Of course, it helps that you want to capture everything. To some extent, you’re drawn in by the clever and very groanable naming and visual scheme of the creatures, such as the crab apple – named after the plant, but very obviously a crab made out of apples, or things like the mothza supreme – a giant flying supreme pizza. You’re also drawn in by the behaviors of the creatures themselves. They emote out of fear when you’re chasing them, out of happiness and anger when you send their favored sauces their way, out of shock when something gets the drop on them.

However, the PS5 version definitely gets some unique touches that are already starting to show the promise of the new controller. Catching a creature does little audio cues of the creatures yelling their names in a way very reminiscent of the Pokemon TV show. It’s something that’s been done in the past on consoles like the Wii, but the quality of audio coming out of the DualSense controller is a marked improvement. Different tools do different things with the modifiable triggers, with custom click points that make it act like the old double action Gamecube analog trigger. It’s also worth noting that the quality of haptic feedback available here is a marked improvement over the last generation’s implementation on the PS4 and Xbox One and being more in line with what we’ve seen done with Nintendo first party titles on the Switch, with feedback on things like creatures walking into the player trap having obviously distinct feedback, allowing you to catch creatures just based on feel while you hide out of sight. It was surprising to see how much these little feedback changes improved the experience, but it’s a level of polish that I’m now hoping to see happen more often throughout this generation.

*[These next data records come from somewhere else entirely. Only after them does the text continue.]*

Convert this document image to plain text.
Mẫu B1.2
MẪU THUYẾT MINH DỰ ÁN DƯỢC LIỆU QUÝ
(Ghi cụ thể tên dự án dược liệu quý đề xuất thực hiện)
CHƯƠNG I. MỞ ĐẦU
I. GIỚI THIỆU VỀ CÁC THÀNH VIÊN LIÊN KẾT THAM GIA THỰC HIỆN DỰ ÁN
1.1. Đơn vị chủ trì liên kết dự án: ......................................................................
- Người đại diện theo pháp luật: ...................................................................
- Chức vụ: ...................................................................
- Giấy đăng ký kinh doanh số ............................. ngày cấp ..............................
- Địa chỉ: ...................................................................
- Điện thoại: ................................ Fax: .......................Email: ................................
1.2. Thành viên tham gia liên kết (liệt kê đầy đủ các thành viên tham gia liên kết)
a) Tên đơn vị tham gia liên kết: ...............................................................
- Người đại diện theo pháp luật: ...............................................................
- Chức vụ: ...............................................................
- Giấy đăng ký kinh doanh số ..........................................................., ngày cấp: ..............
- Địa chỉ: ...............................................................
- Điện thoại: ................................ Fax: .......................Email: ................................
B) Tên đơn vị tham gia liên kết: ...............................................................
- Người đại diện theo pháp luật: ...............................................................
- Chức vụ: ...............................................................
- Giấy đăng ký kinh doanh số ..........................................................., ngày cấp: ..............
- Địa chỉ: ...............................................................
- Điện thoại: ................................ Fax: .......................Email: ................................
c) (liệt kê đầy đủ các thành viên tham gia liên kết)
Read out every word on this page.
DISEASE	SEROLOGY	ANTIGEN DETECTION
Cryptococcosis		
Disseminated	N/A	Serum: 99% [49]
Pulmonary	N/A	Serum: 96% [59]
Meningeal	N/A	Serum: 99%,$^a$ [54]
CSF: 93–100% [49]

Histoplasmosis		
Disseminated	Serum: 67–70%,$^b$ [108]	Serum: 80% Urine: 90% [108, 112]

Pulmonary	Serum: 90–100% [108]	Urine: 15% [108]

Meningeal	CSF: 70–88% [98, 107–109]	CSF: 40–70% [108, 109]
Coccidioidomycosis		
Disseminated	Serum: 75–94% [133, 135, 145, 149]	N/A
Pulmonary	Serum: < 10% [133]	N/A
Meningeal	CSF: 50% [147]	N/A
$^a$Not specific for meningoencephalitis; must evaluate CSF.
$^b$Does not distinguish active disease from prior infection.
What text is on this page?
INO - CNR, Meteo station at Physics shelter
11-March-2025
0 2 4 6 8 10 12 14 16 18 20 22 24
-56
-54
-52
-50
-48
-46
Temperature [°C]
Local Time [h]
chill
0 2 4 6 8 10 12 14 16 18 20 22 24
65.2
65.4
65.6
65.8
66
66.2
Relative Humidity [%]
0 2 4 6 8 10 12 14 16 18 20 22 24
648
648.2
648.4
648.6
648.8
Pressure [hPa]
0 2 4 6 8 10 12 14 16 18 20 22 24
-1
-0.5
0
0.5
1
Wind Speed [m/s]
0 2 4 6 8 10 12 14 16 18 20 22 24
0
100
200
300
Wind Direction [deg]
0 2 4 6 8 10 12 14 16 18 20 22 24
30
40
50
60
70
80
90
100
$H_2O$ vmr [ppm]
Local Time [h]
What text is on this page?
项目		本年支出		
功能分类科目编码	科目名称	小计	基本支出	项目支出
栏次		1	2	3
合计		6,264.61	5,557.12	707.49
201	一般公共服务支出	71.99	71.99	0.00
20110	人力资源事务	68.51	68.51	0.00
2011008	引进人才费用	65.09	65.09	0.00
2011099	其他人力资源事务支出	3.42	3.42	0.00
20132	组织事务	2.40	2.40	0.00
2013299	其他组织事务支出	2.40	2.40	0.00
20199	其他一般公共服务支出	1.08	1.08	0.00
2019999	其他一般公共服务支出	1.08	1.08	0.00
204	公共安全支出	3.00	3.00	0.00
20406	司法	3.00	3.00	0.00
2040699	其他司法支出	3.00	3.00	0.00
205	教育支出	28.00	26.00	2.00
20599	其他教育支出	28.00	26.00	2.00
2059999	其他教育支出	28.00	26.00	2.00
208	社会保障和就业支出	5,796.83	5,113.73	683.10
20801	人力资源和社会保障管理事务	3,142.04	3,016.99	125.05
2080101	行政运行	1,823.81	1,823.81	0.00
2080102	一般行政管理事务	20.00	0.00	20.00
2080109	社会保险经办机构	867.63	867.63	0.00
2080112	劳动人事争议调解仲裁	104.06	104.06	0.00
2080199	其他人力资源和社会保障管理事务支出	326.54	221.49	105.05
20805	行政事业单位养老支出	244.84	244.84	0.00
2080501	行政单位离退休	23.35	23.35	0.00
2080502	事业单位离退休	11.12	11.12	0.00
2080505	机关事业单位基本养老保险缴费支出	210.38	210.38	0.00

It definitely also helps that the NPCs and story play a nice balance between lighthearted and absurdist. From a non-spoilery perspective, the core of the story is that you’re a journalist documenting an expedition researching and cataloguing the Bugsnax, which when eaten change the character’s limbs into that snack. The expedition folks seem entirely unconcerned that they slowly turn into fruits and vegetables that you force feed to them, which is hilarious and absurd, and incredibly dark as you roll through the story. It lasts long enough to have its own set of twists and turns, but also doesn’t overstay its welcome. There’s also a nice balance of core story and side quest content, giving you an obvious golden path to go through, but plenty of options to venture out and learn more about the townsfolk if you want to, all while catching more new things to turn them into.

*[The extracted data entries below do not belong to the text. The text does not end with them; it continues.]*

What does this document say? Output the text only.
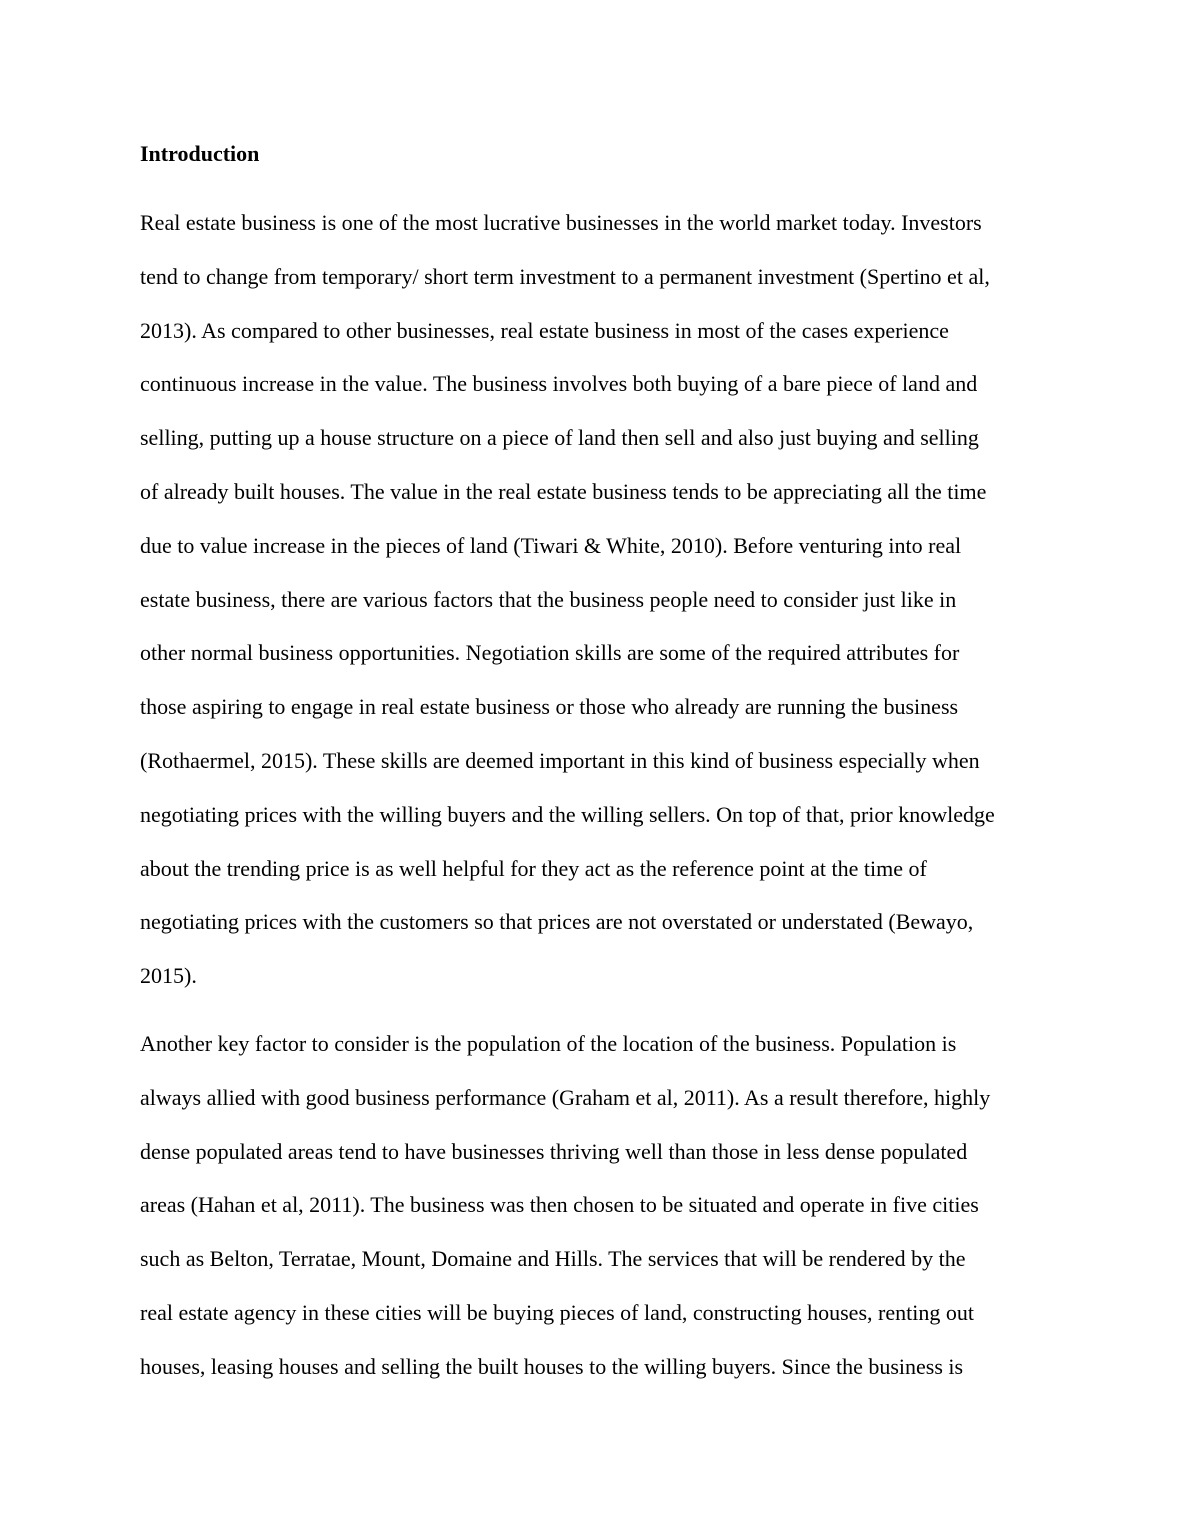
Introduction

Real estate business is one of the most lucrative businesses in the world market today. Investors
tend to change from temporary/ short term investment to a permanent investment (Spertino et al,
2013). As compared to other businesses, real estate business in most of the cases experience
continuous increase in the value. The business involves both buying of a bare piece of land and
selling, putting up a house structure on a piece of land then sell and also just buying and selling
of already built houses. The value in the real estate business tends to be appreciating all the time
due to value increase in the pieces of land (Tiwari & White, 2010). Before venturing into real
estate business, there are various factors that the business people need to consider just like in
other normal business opportunities. Negotiation skills are some of the required attributes for
those aspiring to engage in real estate business or those who already are running the business
(Rothaermel, 2015). These skills are deemed important in this kind of business especially when
negotiating prices with the willing buyers and the willing sellers. On top of that, prior knowledge
about the trending price is as well helpful for they act as the reference point at the time of
negotiating prices with the customers so that prices are not overstated or understated (Bewayo,
2015).

Another key factor to consider is the population of the location of the business. Population is
always allied with good business performance (Graham et al, 2011). As a result therefore, highly
dense populated areas tend to have businesses thriving well than those in less dense populated
areas (Hahan et al, 2011). The business was then chosen to be situated and operate in five cities
such as Belton, Terratae, Mount, Domaine and Hills. The services that will be rendered by the
real estate agency in these cities will be buying pieces of land, constructing houses, renting out
houses, leasing houses and selling the built houses to the willing buyers. Since the business is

So is it a next-gen showcase? Nah. Do I think it’s better on PS5 because of the controller? Yes. Do I think it’s worth playing? Depends. This one falls into a niche where I would easily recommend it to fans of games like Pokemon Snap or Slime Rancher. It’s distinctly an adventure/puzzle game, and it’s casual enough to get through but offers some nice range of easy to difficult content that fits into a lot of skill ranges. It was also the PS+ title for November for the PS5 launch, which right away puts it into the “why not” range. If nothing else it did exactly what I needed out of it – it entertained the hell out of me while giving me a way to test my PS5 and gets me started for the next generation.